Re: Delete query takes exorbitant amount of time - Mailing list pgsql-performance

From Stephan Szabo
Subject Re: Delete query takes exorbitant amount of time
Date
Msg-id 20050327070313.K29183@megazone.bigpanda.com
Whole thread Raw
In response to Re: Delete query takes exorbitant amount of time  (Karim Nassar <karim.nassar@acm.org>)
Responses Re: Delete query takes exorbitant amount of time  (Simon Riggs <simon@2ndquadrant.com>)
List pgsql-performance
On Sat, 26 Mar 2005, Karim Nassar wrote:

> On Sat, 2005-03-26 at 15:18 -0800, Stephan Szabo wrote:
> > On Sat, 26 Mar 2005, Karim Nassar wrote:
> >
> > > On Sat, 2005-03-26 at 07:55 -0800, Stephan Szabo wrote:
> > > > That seems like it should be okay, hmm, what does something like:
> > > >
> > > > PREPARE test(int) AS SELECT 1 from measurement where
> > > > id_int_sensor_meas_type = $1 FOR UPDATE;
> > > > EXPLAIN ANALYZE EXECUTE TEST(1);
> > > >
> > > > give you as the plan?
> > >
> > >                                                       QUERY PLAN
> > >
-----------------------------------------------------------------------------------------------------------------------
> > >  Seq Scan on measurement  (cost=0.00..164559.16 rows=509478 width=6)
> > >                           (actual time=11608.402..11608.402 rows=0 loops=1)
> > >                           Filter: (id_int_sensor_meas_type = $1)
> > >  Total runtime: 11608.441 ms
> > > (3 rows)
> >
> > Hmm, has measurement been analyzed recently?  You might want to see if
> > raising the statistics target on measurement.id_int_sensor_meas_type and
> > reanalyzing changes the estimated rows down from 500k.
>
> orfs=# ALTER TABLE measurement ALTER COLUMN id_int_sensor_meas_type SET STATISTICS 1000;
> ALTER TABLE
> orfs=# VACUUM FULL ANALYZE VERBOSE;
> <snip>
> INFO:  free space map: 52 relations, 13501 pages stored; 9760 total pages needed
> DETAIL:  Allocated FSM size: 1000 relations + 300000 pages = 1864 kB shared memory.
> VACUUM
> orfs=# PREPARE test(int) AS SELECT 1 from measurement where
> orfs-# id_int_sensor_meas_type = $1 FOR UPDATE;
> PREPARE
> orfs=# EXPLAIN ANALYZE EXECUTE TEST(1);
>                                                      QUERY PLAN
> ---------------------------------------------------------------------------------------------------------------------
>  Seq Scan on measurement  (cost=0.00..164559.16 rows=509478 width=6) (actual time=8948.452..8948.452 rows=0 loops=1)
>    Filter: (id_int_sensor_meas_type = $1)
>  Total runtime: 8948.494 ms
> (3 rows)
>
> orfs=# EXPLAIN ANALYZE EXECUTE TEST(1);
>                                                      QUERY PLAN
> ---------------------------------------------------------------------------------------------------------------------
>  Seq Scan on measurement  (cost=0.00..164559.16 rows=509478 width=6) (actual time=3956.616..3956.616 rows=0 loops=1)
>    Filter: (id_int_sensor_meas_type = $1)
>  Total runtime: 3956.662 ms
> (3 rows)
>
>
>
> Some improvement.
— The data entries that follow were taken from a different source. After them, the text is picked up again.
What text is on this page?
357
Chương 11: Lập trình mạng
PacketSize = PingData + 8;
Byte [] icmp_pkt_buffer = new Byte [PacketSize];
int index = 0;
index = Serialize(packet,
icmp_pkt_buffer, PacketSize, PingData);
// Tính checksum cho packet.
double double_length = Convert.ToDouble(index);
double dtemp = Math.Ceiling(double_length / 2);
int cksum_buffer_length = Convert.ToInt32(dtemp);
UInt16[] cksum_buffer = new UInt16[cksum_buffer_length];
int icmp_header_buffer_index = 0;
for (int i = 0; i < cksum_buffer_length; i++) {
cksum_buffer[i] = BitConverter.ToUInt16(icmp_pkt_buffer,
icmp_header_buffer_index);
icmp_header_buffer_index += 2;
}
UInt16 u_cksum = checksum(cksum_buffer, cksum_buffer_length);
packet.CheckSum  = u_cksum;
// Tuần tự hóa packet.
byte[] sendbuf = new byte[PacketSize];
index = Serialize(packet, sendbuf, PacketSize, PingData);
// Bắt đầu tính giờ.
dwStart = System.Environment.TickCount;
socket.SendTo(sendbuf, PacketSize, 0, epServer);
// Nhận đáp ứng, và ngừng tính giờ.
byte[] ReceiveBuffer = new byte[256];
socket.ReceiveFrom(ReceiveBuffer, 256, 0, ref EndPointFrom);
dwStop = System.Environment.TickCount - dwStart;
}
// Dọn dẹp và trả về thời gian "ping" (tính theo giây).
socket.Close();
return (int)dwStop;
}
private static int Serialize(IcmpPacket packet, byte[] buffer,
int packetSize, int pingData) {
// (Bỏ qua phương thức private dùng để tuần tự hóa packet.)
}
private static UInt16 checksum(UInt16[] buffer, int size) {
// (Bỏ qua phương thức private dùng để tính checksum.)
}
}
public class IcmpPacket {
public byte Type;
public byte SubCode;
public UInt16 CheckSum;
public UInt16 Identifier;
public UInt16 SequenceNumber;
Even better once it's cached. Row estimate didn't
> change. Is this the best I can expect? Is there any other optimizations
> I am missing?

I'm not sure, really. Running a seq scan for each removed row in the
referenced table doesn't seem like a particularly good plan in general
though, especially if the average number of rows being referenced isn't
on the order of 500k per value. I don't know what to look at next though.